Silencioso se descubre mirándose frente a sí mismo como en un espejo. Cree reconocerse, mas no comprende que duerme. El objeto de su admiración es su barbilla, no nota hasta ese momento lo varonil que lo hace lucir. No está seguro si su aspecto es consecuencia de la gran cantidad de anestesia recibida o si es su percepción la que ha cambiado. Sin embargo, en el ejercicio de tocar su rostro, se da cuenta de que no es en ello donde realmente debe depositar su atención. Sus manos abultadas son finas en comparación a la nueva morfología de su cuerpo. El monje es ahora un monstruo y no conserva nada, ni una pizca de su anterior identidad.
El responsable de todo está allí, con la mandíbula contraída, cualquiera que lo viera juzgaría por su ceño y postura corporal, que está arrepentido de haberle salvado la vida. Cierta mueca ha puesto incómodo a Madrigal, no reconoce al sujeto. Se siente iracundo e intenta controlarse. Ha abierto sus alas obligando al lechero a hacerse al costado para sobrevivir.

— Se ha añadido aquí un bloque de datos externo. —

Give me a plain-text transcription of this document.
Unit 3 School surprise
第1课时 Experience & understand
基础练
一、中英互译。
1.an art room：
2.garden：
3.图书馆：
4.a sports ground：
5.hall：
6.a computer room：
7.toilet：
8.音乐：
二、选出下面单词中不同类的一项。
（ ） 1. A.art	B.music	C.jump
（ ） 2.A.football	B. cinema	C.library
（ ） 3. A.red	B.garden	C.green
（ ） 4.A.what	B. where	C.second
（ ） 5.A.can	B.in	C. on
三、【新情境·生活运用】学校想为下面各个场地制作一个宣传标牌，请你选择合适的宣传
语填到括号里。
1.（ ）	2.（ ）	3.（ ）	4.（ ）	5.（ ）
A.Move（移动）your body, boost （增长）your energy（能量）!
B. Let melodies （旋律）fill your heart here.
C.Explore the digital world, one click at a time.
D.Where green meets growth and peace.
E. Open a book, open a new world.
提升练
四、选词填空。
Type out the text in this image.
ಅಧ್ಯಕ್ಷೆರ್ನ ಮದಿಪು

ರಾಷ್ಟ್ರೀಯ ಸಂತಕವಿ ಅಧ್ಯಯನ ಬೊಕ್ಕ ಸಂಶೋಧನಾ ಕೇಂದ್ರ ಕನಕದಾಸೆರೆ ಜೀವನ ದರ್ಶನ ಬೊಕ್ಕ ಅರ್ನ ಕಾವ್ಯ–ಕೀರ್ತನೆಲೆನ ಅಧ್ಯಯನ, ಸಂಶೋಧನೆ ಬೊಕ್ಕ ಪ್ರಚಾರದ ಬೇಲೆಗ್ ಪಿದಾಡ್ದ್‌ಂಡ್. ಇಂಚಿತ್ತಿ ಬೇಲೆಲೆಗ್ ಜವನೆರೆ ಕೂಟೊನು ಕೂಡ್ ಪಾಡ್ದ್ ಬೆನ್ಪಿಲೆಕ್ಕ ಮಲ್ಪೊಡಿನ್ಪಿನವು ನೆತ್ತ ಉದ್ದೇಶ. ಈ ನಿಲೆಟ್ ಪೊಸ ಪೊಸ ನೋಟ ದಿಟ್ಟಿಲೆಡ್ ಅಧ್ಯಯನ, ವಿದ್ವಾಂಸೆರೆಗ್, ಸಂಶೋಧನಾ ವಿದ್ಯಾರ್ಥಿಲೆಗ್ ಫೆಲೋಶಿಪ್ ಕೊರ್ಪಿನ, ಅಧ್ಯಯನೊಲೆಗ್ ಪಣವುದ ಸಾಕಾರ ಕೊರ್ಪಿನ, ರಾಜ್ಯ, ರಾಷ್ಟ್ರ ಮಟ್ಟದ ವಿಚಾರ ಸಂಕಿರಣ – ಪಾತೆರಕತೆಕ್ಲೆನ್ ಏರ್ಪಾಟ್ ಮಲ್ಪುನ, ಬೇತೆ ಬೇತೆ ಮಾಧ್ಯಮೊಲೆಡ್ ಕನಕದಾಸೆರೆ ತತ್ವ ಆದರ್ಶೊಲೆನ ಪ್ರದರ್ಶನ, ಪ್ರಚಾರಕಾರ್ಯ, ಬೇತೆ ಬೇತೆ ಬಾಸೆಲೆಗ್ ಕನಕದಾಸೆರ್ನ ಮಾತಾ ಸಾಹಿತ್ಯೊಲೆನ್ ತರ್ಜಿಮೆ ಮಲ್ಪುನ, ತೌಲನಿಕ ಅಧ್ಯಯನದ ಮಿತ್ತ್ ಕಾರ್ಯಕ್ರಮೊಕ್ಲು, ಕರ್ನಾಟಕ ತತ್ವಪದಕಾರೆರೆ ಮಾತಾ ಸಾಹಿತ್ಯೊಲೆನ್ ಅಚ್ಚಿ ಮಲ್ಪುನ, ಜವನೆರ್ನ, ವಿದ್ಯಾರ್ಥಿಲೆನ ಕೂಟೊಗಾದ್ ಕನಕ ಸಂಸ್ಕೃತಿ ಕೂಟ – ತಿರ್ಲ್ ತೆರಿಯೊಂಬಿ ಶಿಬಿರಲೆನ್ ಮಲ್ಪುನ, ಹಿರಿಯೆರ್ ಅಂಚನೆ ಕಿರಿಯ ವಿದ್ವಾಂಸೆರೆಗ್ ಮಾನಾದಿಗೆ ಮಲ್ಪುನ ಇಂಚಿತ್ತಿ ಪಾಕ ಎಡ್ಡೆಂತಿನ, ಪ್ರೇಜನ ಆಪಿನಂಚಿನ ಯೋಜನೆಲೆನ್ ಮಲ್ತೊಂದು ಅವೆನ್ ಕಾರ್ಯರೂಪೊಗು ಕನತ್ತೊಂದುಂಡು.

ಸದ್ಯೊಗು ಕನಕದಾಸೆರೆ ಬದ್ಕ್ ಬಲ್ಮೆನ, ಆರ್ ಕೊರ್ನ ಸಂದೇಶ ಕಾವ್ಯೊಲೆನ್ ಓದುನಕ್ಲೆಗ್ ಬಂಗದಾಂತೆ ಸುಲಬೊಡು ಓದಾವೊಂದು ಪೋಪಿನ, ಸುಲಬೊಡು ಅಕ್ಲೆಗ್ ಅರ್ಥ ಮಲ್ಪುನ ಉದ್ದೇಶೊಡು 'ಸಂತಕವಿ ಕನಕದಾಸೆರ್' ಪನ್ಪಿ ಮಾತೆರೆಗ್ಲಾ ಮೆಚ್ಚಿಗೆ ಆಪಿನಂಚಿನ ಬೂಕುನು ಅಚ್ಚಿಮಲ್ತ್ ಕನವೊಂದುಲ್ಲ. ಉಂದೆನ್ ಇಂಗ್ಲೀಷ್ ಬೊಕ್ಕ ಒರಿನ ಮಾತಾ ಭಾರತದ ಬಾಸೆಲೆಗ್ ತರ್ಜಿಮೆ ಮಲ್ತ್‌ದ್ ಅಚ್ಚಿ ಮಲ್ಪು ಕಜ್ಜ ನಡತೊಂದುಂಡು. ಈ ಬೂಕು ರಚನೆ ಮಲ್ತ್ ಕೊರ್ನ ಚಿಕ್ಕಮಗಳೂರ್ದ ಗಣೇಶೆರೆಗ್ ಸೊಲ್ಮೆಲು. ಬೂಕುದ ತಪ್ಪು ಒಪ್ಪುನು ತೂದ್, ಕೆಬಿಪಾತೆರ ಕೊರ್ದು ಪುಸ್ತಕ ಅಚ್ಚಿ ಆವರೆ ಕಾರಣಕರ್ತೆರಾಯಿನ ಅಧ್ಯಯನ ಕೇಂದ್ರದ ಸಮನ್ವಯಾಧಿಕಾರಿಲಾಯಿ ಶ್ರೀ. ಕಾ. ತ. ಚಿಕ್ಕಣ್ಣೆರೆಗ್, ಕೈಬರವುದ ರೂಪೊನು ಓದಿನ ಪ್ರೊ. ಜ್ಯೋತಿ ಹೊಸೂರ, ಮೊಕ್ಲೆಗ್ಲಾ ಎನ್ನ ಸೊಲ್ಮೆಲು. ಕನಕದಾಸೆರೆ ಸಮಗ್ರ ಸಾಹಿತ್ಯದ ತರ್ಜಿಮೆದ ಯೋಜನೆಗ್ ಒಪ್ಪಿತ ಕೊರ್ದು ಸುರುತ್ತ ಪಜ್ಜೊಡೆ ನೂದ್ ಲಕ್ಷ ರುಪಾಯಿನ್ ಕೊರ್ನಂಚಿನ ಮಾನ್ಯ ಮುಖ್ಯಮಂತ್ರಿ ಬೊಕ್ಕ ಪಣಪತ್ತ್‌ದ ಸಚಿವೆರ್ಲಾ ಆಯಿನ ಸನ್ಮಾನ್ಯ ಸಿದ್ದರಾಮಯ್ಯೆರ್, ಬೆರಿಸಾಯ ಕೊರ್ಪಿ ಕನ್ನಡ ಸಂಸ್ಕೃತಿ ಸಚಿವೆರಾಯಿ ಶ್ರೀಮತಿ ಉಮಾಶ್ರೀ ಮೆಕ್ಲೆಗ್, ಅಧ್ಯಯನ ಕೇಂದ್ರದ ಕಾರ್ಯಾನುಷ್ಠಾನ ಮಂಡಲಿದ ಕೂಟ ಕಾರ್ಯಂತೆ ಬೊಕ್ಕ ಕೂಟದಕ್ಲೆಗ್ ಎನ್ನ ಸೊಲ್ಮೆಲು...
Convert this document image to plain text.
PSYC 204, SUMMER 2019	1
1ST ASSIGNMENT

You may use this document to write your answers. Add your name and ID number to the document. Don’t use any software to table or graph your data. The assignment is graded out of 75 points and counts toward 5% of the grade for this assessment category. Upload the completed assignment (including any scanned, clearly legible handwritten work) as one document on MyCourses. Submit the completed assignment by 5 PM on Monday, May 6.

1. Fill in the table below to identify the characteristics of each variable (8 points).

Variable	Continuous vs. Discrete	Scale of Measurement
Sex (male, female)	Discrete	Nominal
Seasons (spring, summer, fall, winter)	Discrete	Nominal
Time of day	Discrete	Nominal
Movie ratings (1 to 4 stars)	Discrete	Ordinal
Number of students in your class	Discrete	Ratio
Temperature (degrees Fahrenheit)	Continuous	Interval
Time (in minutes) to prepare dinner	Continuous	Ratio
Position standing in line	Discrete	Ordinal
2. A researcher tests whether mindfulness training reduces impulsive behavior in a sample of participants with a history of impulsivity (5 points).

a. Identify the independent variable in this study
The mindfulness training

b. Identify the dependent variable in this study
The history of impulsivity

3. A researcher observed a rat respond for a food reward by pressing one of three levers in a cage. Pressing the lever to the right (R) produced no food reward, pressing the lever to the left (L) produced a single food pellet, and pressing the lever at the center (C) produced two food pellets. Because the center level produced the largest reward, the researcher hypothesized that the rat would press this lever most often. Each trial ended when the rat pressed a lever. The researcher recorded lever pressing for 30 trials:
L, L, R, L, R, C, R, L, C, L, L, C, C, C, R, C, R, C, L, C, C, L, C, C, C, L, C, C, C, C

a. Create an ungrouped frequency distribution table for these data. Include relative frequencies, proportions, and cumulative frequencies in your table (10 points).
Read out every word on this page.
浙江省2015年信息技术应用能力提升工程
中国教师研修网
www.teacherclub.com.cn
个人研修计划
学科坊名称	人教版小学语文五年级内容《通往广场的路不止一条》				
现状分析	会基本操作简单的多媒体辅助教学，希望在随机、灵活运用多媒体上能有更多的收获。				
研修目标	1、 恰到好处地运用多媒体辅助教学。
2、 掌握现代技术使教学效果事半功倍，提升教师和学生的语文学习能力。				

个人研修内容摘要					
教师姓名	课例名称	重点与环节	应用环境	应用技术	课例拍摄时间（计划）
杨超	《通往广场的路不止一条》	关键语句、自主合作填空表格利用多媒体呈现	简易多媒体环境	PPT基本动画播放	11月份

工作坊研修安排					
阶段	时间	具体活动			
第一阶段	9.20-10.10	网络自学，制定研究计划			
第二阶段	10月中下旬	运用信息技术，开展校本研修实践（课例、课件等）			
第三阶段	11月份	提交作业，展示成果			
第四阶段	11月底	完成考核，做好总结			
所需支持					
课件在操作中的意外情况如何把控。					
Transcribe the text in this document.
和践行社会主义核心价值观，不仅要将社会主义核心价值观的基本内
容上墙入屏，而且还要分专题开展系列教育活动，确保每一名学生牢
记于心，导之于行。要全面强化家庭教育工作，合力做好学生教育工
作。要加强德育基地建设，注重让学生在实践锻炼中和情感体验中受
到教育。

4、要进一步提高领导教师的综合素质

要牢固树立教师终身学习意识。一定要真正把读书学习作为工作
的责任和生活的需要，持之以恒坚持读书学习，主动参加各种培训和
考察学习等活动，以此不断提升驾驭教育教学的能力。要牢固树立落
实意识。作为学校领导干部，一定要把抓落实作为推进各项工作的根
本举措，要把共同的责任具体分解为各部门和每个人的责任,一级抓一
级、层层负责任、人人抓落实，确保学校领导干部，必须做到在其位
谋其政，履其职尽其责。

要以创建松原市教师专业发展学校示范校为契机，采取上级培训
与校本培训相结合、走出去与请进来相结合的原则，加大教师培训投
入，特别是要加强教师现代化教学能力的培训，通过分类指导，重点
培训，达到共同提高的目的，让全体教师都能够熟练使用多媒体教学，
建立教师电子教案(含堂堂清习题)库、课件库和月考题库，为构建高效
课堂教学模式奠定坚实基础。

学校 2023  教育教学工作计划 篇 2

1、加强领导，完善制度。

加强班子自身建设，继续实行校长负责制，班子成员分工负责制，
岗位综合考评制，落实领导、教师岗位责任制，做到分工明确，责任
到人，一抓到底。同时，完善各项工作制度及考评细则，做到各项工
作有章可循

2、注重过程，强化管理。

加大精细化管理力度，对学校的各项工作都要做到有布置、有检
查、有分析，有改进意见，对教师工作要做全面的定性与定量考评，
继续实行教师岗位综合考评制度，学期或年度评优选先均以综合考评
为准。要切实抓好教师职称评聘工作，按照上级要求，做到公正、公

—¡Dios! —exclamó el sujeto, escabulléndose hacia el rincón—. ¡Ha perdido la memoria!
De golpe se ha elevado Madrigal por los vientos con la mirada anclada a un punto fijo.
—¿Adónde vas? —continúa gritando el lechero.
La pequeña ventana en el muro quedó hecha añicos y el aire de la sala se está inundando rápidamente de humedad. Aún se oye el murmullo de los transeúntes sorprendidos en el exterior.
—¡Oye! ¡Oye! ¡A las callejuelas no! —vocifera una enfermera entrando a la sala.
Madrigal observa correr a las personas despavoridas a su alrededor. Por primera vez, es consiente de sus alas y de su extensión. Tambalea, el solo hecho de pensar cómo es que sabe volar, lo hace olvidar hacerlo. Se estrella contra la superficie rugosa de un edificio que alguna vez fue lustroso, y cae sobre la terraza de la torre vecina. Inconsciente, regresa a la serenidad, ahora descansa.
Mientras Madrigal recobra la razón, a la sala entran precipitadamente dos enfermeras, entre ellas Ester.
—Él sufre. ¿Queda claro? —asegura y pregunta desafiante Ester, como si justificara sus acciones pasadas o las que están por suceder.
Madrigal, ha regresado, vuelve a sentir el viento en su rostro parado en el agujero del muro que hace unos minutos presumía una ventana.
—Bonita —dice, dirigiéndose a Ester.
—La despotraste —le señala esta, ocultando el miedo tras una voz firme— ya, está bien —dice casi para sí misma, y luego agrega— No eres el mismo. ¿Quieres hacer un trato? Anda, entra, dime lo que quieres para cenar y yo misma lo prepararé.
Madrigal sin poder decir una palabra aprieta fuertemente los ojos para decir sí.
Los presentes, que ahora han llegado a ser más de dos batas blancas, cuchichean burlones al rededor, juzgan la rotura de protocolo que acaba de cometer Ester.
—¡Papas! —exclama con dificultad Madrigal, pero tan fuerte como se lo permitieron sus cuerdas vocales heridas para aplacar el murmullo en la sala.
Ha vuelto el silencio.
Entra encogiéndose lo más que puede y deja ver las astillas y vidrios incrustados en sus alas.
Desde ahora será Madrigal Alashinchadas.